The Korean Government operates a quota system which requires cinemas to screen a high proportion of Korean films. So a lot get made, a lot of people go to see them (they have no choice), and many of them are rather good. But let’s be clear that the current condition of the Korean film industry is a direct result of significant state intervention in the marketplace. I leave it to others to judge whether this situation supports TW’s view or La Toynbee’s.
As for India, Bollywood originally came about because the continent was relatively late in introducing a modern system of television broadcasting. This was partly because of a widespread lack of domestic electricity supply – without electricity you can’t watch television, regardless of the popularity of the programming. But it was easy to rig up a screen in a village square and show a film, and given the demands of a largely uneducated mass audience it’s easy to understand how and why Bollywood developed in the way it did.
Obviously the situation there has been changing, but at the moment television is still largely confined to the cities – the Indian countryside still lacks a comprehensive electricity supply, there are all sorts of technical and cost problems in broadcasting to very large areas, and Bollywood is still powered by a significant momentum. My own view is that in time these problems will be overcome, television will take over as the primary supplier of mass entertainment (unless it’s overtaken by internet access), and that the Indian film industry in its present form is set for a steady decline.
So a lot get made, a lot of people go to see them (they have no choice), and many of them are rather good.
I’ve found there to be a lot of Korean films which I thought to be excellent.
Churm Rincewind – “As for the domestic success of the indigenous Korean and Indian film industries, the explanations are straightforward.”
Korean Arts in general are huge across Asian. Especially TV series and music. The Korean government is not reserving much for them. In fact since the collapse of military dictatorship, it has been easier for Koreans to be exposed to art from elsewhere – it is no longer a crime to possess a book written in Japanese for instance.
Indian films and to a lesser extent TV series are also huge across the whole (Third) world. They do not do well in the West, but they are all over the rest of Asia. That is, I think, because Western films are, what is the right word? Utterly morally degenerate? Seems about right. Most of the Third World wants films that do not show drug use, do not glorify anal sex and frivolous divorce, respect fathers and husbands and are not bitterly cynical about love. So there is a market for Indian films.
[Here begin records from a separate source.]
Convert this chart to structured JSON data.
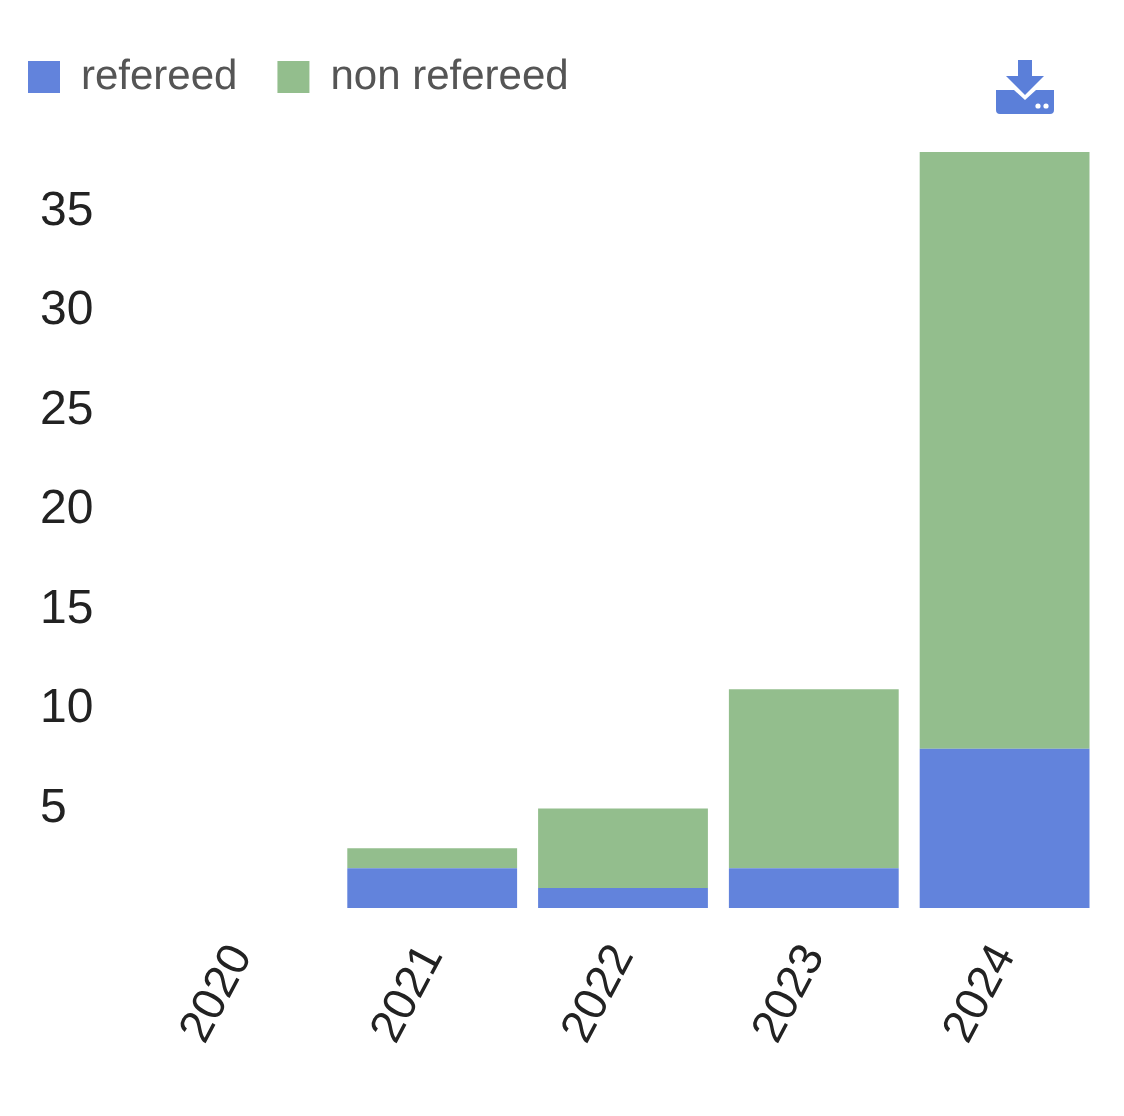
{
  "chart_data": {
    "type": "bar",
    "categories": [
      "2020",
      "2021",
      "2022",
      "2023",
      "2024"
    ],
    "series": [
      {
        "name": "refereed",
        "color": "#6283dc",
        "values": [
          0,
          2,
          1,
          2,
          8
        ]
      },
      {
        "name": "non refereed",
        "color": "#93be8d",
        "values": [
          0,
          1,
          4,
          9,
          30
        ]
      }
    ],
    "stacked": true,
    "ylim": [
      0,
      38
    ],
    "yticks": [
      5,
      10,
      15,
      20,
      25,
      30,
      35
    ],
    "grid": false,
    "legend": "top left"
  }
}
Although that hardly explains Oldboy.
To be honest I thought we already were funding the next generation of artists through the benefits system. I suspect one of the main reasons the UK has had a vibrant music scene from the 60s onwards was because the future stars could spend time sharpening their talents while they do their dead end gigs and build a following and not have to worry about where the next meal or a creativity building bit of weed was coming from.